Uterine fibroids, or leiomyomas, are noncancerous tumors of the myometrium and the most common tumors in women, with a cumulative incidence of approximately 80% by age 50. Currently, hysterectomy is the only definitive cure, and effective non-hormonal therapeutics are lacking. Understanding the etiology of fibroids may lead to alternative, less invasive treatments. Several obstetric disorders, including polycystic ovary syndrome (PCOS), have been linked to uterine fibroids, and women with PCOS often exhibit hormonal imbalances, particularly elevated serum testosterone levels. However, the impact of testosterone on the myometrium remains poorly understood. We hypothesize that elevated testosterone may increase the risk of developing uterine fibroids. Using RNA sequencing and MethylationEPIC array analyses, we compared myometrial tissue from women without fibroids (MyoN, n = 33), with fibroids (MyoF, n = 66), and after testosterone therapy as part of clinical care for gender dysphoria (MyoT, n = 7). The transcriptomic and methylation profiles of MyoT clustered with MyoF and were distinct from MyoN. We identified 1,321 differentially expressed protein-coding genes between MyoT and MyoN, while only 494 were found between MyoT and MyoF. Disease ontology analysis of MyoT vs. MyoN revealed enrichment of the fibroid tumor gene set. Fibroid associated genes including TGFβ3, CCND1, SERPINE1, and FGFR1 were upregulated in MyoT and MyoF samples compared to MyoN samples. The DNA methylation profiles of MyoT were closer to those of MyoF, but no correlation was observed between methylation status and gene expression. Our preliminary data suggest that exogenous testosterone induces transcriptional and methylation changes in the myometrium consistent with those observed in MyoF tissues. These findings suggest that elevated testosterone may be associated with an increased risk of developing uterine fibroids.

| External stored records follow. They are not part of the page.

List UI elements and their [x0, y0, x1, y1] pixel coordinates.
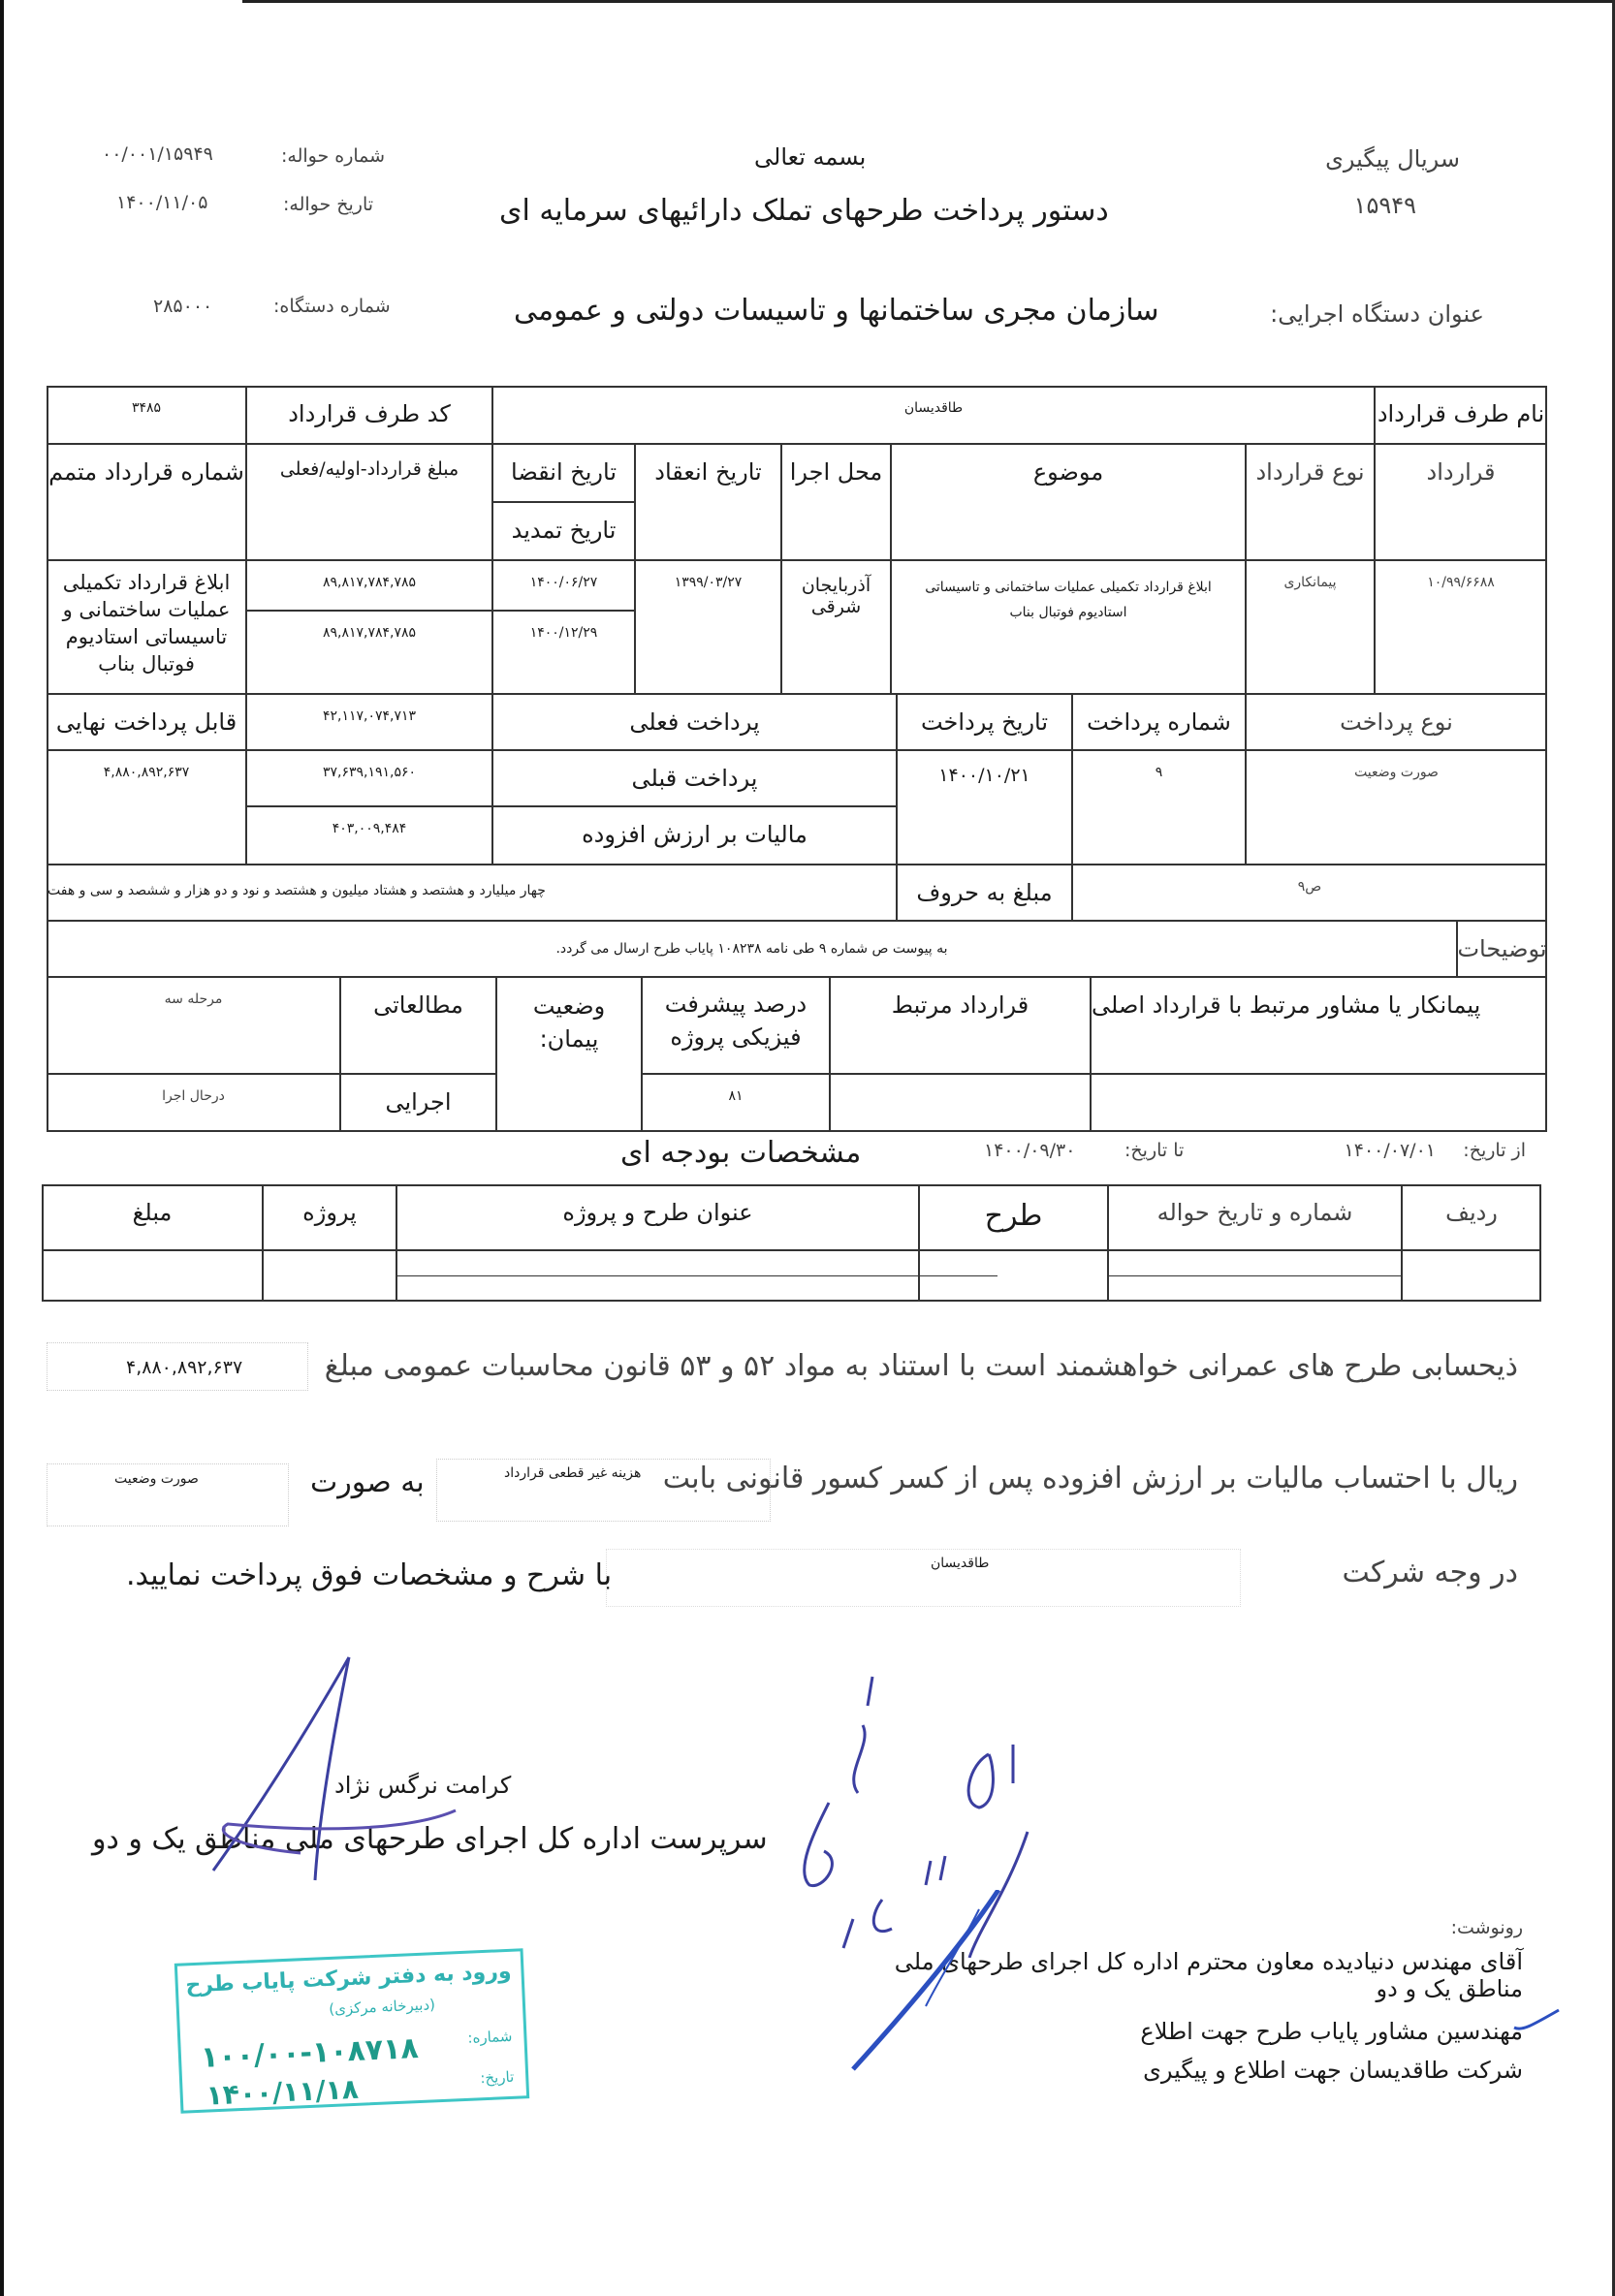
- related-contractor-value: [1091, 1074, 1547, 1132]
- contract-type-value: پیمانکاری: [1246, 560, 1375, 694]
- bismillah: بسمه تعالی: [754, 143, 866, 171]
- budget-subrow-divider: [396, 1275, 998, 1276]
- previous-payment-label: پرداخت قبلی: [492, 750, 897, 806]
- payment-number-label: شماره پرداخت: [1072, 694, 1246, 750]
- stamp-number-value: ۱۰۰/۰۰-۱۰۸۷۱۸: [200, 2031, 419, 2075]
- payment-type-field-value: صورت وضعیت: [114, 1471, 199, 1487]
- agency-title-label: عنوان دستگاه اجرایی:: [1270, 300, 1484, 328]
- vat-label: مالیات بر ارزش افزوده: [492, 806, 897, 865]
- budget-from-date-value: ۱۴۰۰/۰۷/۰۱: [1345, 1140, 1436, 1161]
- amount-words-value: چهار میلیارد و هشتصد و هشتاد میلیون و هش…: [47, 865, 897, 921]
- executive-value: درحال اجرا: [47, 1074, 340, 1132]
- payment-number-value: ۹: [1072, 750, 1246, 865]
- stamp-subheader: (دبیرخانه مرکزی): [329, 1996, 435, 2018]
- agency-number-label: شماره دستگاه:: [273, 296, 391, 317]
- body-line-3-prefix: در وجه شرکت: [1343, 1556, 1518, 1589]
- body-line-2: ریال با احتساب مالیات بر ارزش افزوده پس …: [663, 1462, 1518, 1495]
- notes-label: توضیحات: [1457, 921, 1547, 977]
- tracking-serial-value: ۱۵۹۴۹: [1354, 192, 1416, 219]
- remittance-date-value: ۱۴۰۰/۱۱/۰۵: [116, 192, 207, 213]
- col-header-location: محل اجرا: [781, 444, 891, 560]
- body-line-2-mid: به صورت: [310, 1465, 425, 1499]
- remittance-number-label: شماره حواله:: [281, 145, 385, 167]
- party-code-label: کد طرف قرارداد: [246, 386, 492, 444]
- payment-date-label: تاریخ پرداخت: [897, 694, 1072, 750]
- study-label: مطالعاتی: [340, 977, 496, 1074]
- stamp-header: ورود به دفتر شرکت پایاب طرح: [185, 1960, 512, 1998]
- scan-edge-left: [0, 0, 4, 2296]
- supplement-number-value: ابلاغ قرارداد تکمیلی عملیات ساختمانی و ت…: [47, 560, 246, 694]
- stamp-number-label: شماره:: [467, 2028, 513, 2047]
- company-field: [606, 1549, 1241, 1607]
- cc-label: رونوشت:: [1451, 1917, 1523, 1938]
- scan-edge-top: [242, 0, 1615, 3]
- amount-field: [47, 1342, 308, 1391]
- remittance-date-label: تاریخ حواله:: [283, 194, 373, 215]
- contract-status-label: وضعیت پیمان:: [496, 977, 642, 1132]
- study-value: مرحله سه: [47, 977, 340, 1074]
- budget-col-plan: طرح: [919, 1184, 1108, 1250]
- budget-subrow-divider: [1108, 1275, 1402, 1276]
- budget-col-row-number: ردیف: [1402, 1184, 1541, 1250]
- remittance-number-value: ۰۰/۰۰۱/۱۵۹۴۹: [102, 143, 213, 165]
- col-header-amount: مبلغ قرارداد-اولیه/فعلی: [246, 444, 492, 560]
- contract-location-value: آذربایجان شرقی: [781, 560, 891, 694]
- budget-col-remittance: شماره و تاریخ حواله: [1108, 1184, 1402, 1250]
- budget-section-title: مشخصات بودجه ای: [620, 1136, 861, 1170]
- related-contractor-label: پیمانکار یا مشاور مرتبط با قرارداد اصلی: [1091, 977, 1547, 1074]
- vat-value: ۴۰۳,۰۰۹,۴۸۴: [246, 806, 492, 865]
- stamp-date-value: ۱۴۰۰/۱۱/۱۸: [206, 2073, 359, 2112]
- budget-col-project: پروژه: [263, 1184, 396, 1250]
- progress-label: درصد پیشرفت فیزیکی پروژه: [642, 977, 830, 1074]
- amount-words-label: مبلغ به حروف: [897, 865, 1072, 921]
- final-payable-label: قابل پرداخت نهایی: [47, 694, 246, 750]
- contract-amount-current-value: ۸۹,۸۱۷,۷۸۴,۷۸۵: [246, 611, 492, 694]
- party-name-label: نام طرف قرارداد: [1375, 386, 1547, 444]
- budget-col-plan-project-title: عنوان طرح و پروژه: [396, 1184, 919, 1250]
- col-header-subject: موضوع: [891, 444, 1246, 560]
- payment-basis-value: هزینه غیر قطعی قرارداد: [504, 1465, 641, 1481]
- party-code-value: ۳۴۸۵: [47, 386, 246, 444]
- current-payment-value: ۴۲,۱۱۷,۰۷۴,۷۱۳: [246, 694, 492, 750]
- pen-stroke-icon: [843, 1890, 1008, 2084]
- related-contract-value: [830, 1074, 1091, 1132]
- cc-item: مهندسین مشاور پایاب طرح جهت اطلاع: [1140, 2018, 1523, 2045]
- current-payment-label: پرداخت فعلی: [492, 694, 897, 750]
- budget-to-date-value: ۱۴۰۰/۰۹/۳۰: [984, 1140, 1075, 1161]
- executive-label: اجرایی: [340, 1074, 496, 1132]
- progress-value: ۸۱: [642, 1074, 830, 1132]
- col-header-contract-type: نوع قرارداد: [1246, 444, 1375, 560]
- budget-cell: [1402, 1250, 1541, 1302]
- col-header-expiry-date: تاریخ انقضا: [492, 444, 635, 502]
- body-line-3-suffix: با شرح و مشخصات فوق پرداخت نمایید.: [126, 1558, 612, 1592]
- checkmark-icon: [1512, 2006, 1561, 2035]
- previous-payment-value: ۳۷,۶۳۹,۱۹۱,۵۶۰: [246, 750, 492, 806]
- contract-conclusion-date-value: ۱۳۹۹/۰۳/۲۷: [635, 560, 781, 694]
- budget-to-date-label: تا تاریخ:: [1124, 1140, 1184, 1161]
- budget-col-amount: مبلغ: [42, 1184, 263, 1250]
- final-payable-value: ۴,۸۸۰,۸۹۲,۶۳۷: [47, 750, 246, 865]
- agency-number-value: ۲۸۵۰۰۰: [153, 296, 212, 317]
- tracking-serial-label: سریال پیگیری: [1325, 145, 1460, 173]
- col-header-conclusion-date: تاریخ انعقاد: [635, 444, 781, 560]
- payment-date-value: ۱۴۰۰/۱۰/۲۱: [897, 750, 1072, 865]
- col-header-extension-date: تاریخ تمدید: [492, 502, 635, 560]
- party-name-value: طاقدیسان: [492, 386, 1375, 444]
- payment-type-value: صورت وضعیت: [1246, 750, 1547, 865]
- statement-reference: ص۹: [1072, 865, 1547, 921]
- stamp-date-label: تاریخ:: [480, 2068, 515, 2088]
- contract-extension-date-value: ۱۴۰۰/۱۲/۲۹: [492, 611, 635, 694]
- contract-expiry-date-value: ۱۴۰۰/۰۶/۲۷: [492, 560, 635, 611]
- contract-number-value: ۱۰/۹۹/۶۶۸۸: [1375, 560, 1547, 694]
- related-contract-label: قرارداد مرتبط: [830, 977, 1091, 1074]
- col-header-contract: قرارداد: [1375, 444, 1547, 560]
- budget-cell: [42, 1250, 263, 1302]
- document-title: دستور پرداخت طرحهای تملک دارائیهای سرمای…: [499, 194, 1109, 228]
- notes-value: به پیوست ص شماره ۹ طی نامه ۱۰۸۲۳۸ پایاب …: [47, 921, 1457, 977]
- body-line-1: ذیحسابی طرح های عمرانی خواهشمند است با ا…: [325, 1349, 1518, 1383]
- cc-item: شرکت طاقدیسان جهت اطلاع و پیگیری: [1143, 2057, 1523, 2084]
- contract-subject-value: ابلاغ قرارداد تکمیلی عملیات ساختمانی و ت…: [891, 560, 1246, 694]
- col-header-supplement-number: شماره قرارداد متمم: [47, 444, 246, 560]
- received-stamp: ورود به دفتر شرکت پایاب طرح (دبیرخانه مر…: [174, 1948, 529, 2114]
- agency-title-value: سازمان مجری ساختمانها و تاسیسات دولتی و …: [514, 294, 1159, 328]
- budget-from-date-label: از تاریخ:: [1463, 1140, 1526, 1161]
- company-field-value: طاقدیسان: [931, 1556, 989, 1571]
- handwritten-signature-icon: [194, 1648, 485, 1900]
- budget-cell: [263, 1250, 396, 1302]
- payment-type-label: نوع پرداخت: [1246, 694, 1547, 750]
- contract-amount-initial-value: ۸۹,۸۱۷,۷۸۴,۷۸۵: [246, 560, 492, 611]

子宫肌瘤,又称平滑肌瘤,是子宫肌层的非癌性肿瘤,也是女性最常见的肿瘤,到50岁时累计发病率约为80%。目前,子宫切除术是唯一的根治方法,且缺乏有效的非激素治疗方法。了解肌瘤的病因可能会带来替代性的、侵入性较小的治疗方法。包括多囊卵巢综合征(PCOS)在内的几种产科疾病已与子宫肌瘤相关联,患有PCOS的女性通常表现出激素失衡,尤其是血清睾酮水平升高。然而,睾酮对子宫肌层的影响仍知之甚少。我们假设睾酮水平升高可能会增加患子宫肌瘤的风险。通过RNA测序和MethylationEPIC阵列分析,我们比较了无肌瘤女性(MyoN,n = 33)、有肌瘤女性(MyoF,n = 66)以及作为性别焦虑临床护理一部分接受睾酮治疗后的女性(MyoT,n = 7)的子宫肌层组织。MyoT的转录组和甲基化谱与MyoF聚类,与MyoN不同。我们在MyoT和MyoN之间鉴定出1321个差异表达的蛋白质编码基因,而在MyoT和MyoF之间仅发现494个。MyoT与MyoN的疾病本体分析显示肌瘤肿瘤基因集富集。与MyoN样本相比,包括TGFβ3、CCND1、SERPINE1和FGFR1在内的肌瘤相关基因在MyoT和MyoF样本中上调。MyoT的DNA甲基化谱更接近MyoF,但未观察到甲基化状态与基因表达之间的相关性。我们的初步数据表明,外源性睾酮会诱导子宫肌层的转录和甲基化变化,这与在MyoF组织中观察到的变化一致。这些发现表明,睾酮水平升高可能与患子宫肌瘤的风险增加有关。